People from all over the country are interested in how Georgia created a program with an approval rating practically unheard of in government programs, especially those that pair state and local interests, Crosson said.
It all comes back to the autonomy the regions have to choose the projects that are the most important to improving their own areas, he said.
In metro Atlanta, T-SPLOST advocates say it was the lack of such willingness to work together as a region — and not just alone as separate counties and cities — that’s impeded transportation progress since 2012.
“With all of us working locally, it makes it harder to make those regional connections,” said Alyssa Davis, program director of Advance Atlanta, a group that sees regional transit as key to a healthy, competitive economy.
‘I’d fight hard for it’
Meantime, the regions that embraced the transportation referendum four years ago are eager not to lose their momentum.
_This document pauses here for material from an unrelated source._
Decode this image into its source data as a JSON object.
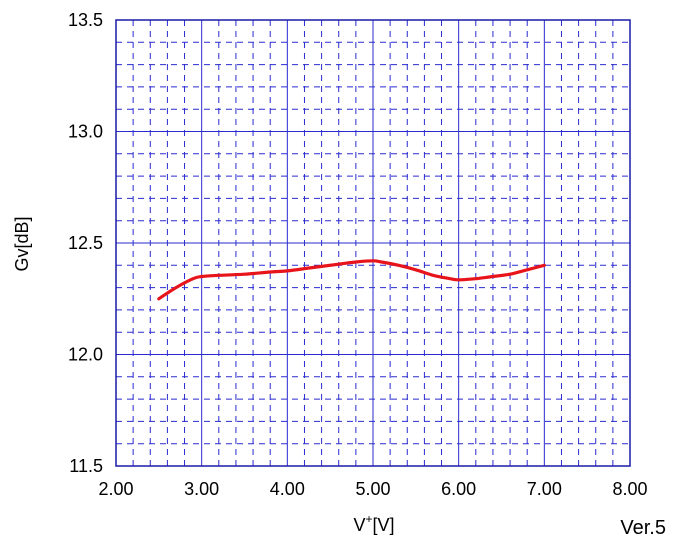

In the River Valley, roads are being widened and rickety bridges rebuilt. There’s a plan to extend the River Walk in Columbus — connecting the city’s business district downtown to the popular northside of town. Three express bus Park-N-Ride locations are planned in Columbus and Muscogee County, improving regional transit options.
In all, just over $410 million in T-SPLOST money will fund projects there through at least 2022.
People don’t want to see those improvements and the relationship forged between state and local officials come to an end; that’s coming through loud and clear from residents, said Howard, the commissioner from Sumter County, which is located in the River Valley region. And when it comes to thinking about eventually renewing the program, Howard said he’s definitely going to be on the front lines.
“I’d fight hard for it,” he said. “And I think all the other candidates would agree with me because all you can see is good.”